Knows without my having to explain what a basal rate is and that I think mine off and needs to be tweaked.

Knows that it’s just one of those days where I’m bouncing all over the place for no reason.

Knows that, when I towel off after a shower, or get dressed in the morning, I need to pause for a second to think about where my pod and sensor are placed so I don’t end up knocking them off.

Knows that, when I choose a seat on the bus or train, I need to pause for a second to think about where my pod and sensor are placed so someone else doesn’t knock them off.

Knows that even though you are or you have lived with this, mine is not the same as yours and vice versa, and no, you cannot “literally feel my pain.”

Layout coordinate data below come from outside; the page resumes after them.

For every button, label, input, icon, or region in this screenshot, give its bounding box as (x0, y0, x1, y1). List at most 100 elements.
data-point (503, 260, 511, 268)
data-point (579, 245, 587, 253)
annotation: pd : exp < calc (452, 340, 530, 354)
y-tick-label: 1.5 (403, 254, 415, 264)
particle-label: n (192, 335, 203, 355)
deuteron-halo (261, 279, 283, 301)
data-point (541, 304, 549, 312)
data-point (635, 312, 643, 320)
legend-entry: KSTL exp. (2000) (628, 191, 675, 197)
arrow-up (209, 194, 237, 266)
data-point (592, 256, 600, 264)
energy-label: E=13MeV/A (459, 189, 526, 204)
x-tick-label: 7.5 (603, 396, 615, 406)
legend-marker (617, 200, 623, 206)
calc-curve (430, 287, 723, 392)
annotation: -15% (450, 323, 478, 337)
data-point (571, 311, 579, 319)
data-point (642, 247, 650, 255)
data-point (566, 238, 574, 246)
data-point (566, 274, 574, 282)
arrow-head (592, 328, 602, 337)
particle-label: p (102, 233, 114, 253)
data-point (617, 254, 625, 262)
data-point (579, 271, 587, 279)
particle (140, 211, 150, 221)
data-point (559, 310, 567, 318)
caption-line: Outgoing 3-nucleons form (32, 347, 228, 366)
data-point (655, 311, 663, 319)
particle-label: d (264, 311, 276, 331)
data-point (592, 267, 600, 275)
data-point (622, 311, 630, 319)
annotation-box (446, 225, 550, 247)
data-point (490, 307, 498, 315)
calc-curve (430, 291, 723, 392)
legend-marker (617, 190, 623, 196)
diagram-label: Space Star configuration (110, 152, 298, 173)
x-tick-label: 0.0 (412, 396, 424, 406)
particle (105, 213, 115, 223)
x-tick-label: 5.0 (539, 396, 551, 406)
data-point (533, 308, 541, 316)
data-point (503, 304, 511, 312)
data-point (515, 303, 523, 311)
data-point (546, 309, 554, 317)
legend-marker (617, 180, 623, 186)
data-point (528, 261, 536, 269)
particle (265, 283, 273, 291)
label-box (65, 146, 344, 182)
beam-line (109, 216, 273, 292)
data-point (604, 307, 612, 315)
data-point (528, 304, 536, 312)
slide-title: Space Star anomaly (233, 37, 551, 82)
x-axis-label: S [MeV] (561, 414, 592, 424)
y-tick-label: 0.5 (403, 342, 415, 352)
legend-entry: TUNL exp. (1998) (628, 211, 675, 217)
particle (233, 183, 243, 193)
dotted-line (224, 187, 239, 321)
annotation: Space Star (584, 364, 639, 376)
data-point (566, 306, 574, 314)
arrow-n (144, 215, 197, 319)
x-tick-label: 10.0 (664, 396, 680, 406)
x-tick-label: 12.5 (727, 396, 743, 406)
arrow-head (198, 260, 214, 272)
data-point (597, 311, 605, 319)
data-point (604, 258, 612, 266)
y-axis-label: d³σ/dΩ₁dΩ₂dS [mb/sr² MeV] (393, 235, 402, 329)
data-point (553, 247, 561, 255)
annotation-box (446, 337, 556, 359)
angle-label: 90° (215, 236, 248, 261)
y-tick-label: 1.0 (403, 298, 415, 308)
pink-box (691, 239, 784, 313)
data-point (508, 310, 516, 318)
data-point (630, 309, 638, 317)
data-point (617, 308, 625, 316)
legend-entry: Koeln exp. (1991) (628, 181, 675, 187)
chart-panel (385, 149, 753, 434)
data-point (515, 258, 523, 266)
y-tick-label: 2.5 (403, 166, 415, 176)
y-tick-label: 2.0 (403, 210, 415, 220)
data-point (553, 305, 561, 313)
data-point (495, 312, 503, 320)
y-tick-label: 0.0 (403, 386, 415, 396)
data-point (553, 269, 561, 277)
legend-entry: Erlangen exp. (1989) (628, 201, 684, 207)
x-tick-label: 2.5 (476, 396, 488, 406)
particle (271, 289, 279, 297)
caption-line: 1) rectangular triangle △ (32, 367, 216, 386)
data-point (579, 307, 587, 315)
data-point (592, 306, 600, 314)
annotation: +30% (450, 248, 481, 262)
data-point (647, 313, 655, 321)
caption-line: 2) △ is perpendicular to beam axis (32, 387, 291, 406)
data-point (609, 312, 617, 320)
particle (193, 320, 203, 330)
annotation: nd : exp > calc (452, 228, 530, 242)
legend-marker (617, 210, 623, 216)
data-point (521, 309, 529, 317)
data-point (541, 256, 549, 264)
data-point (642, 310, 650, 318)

Knows the excitement of getting a 6.2 A1C back from the lab, or having a fasting bg of under 100.

Knows that a beeping sound isn’t freaking me out because it’s a high-pitched noise, but because I’m scared it’s my pod malfunctioning.

Knows the highs and lows (literally and emotionally) of living with this.

I’m not quite sure if what I’m feeling qualifies as burnout. I don’t match up with the symptoms of depression. I honestly don’t know about this rut I’ve been in for the past few days, but I do know that sometimes I just need someone who knows what’s up without me having to explain the story of my life.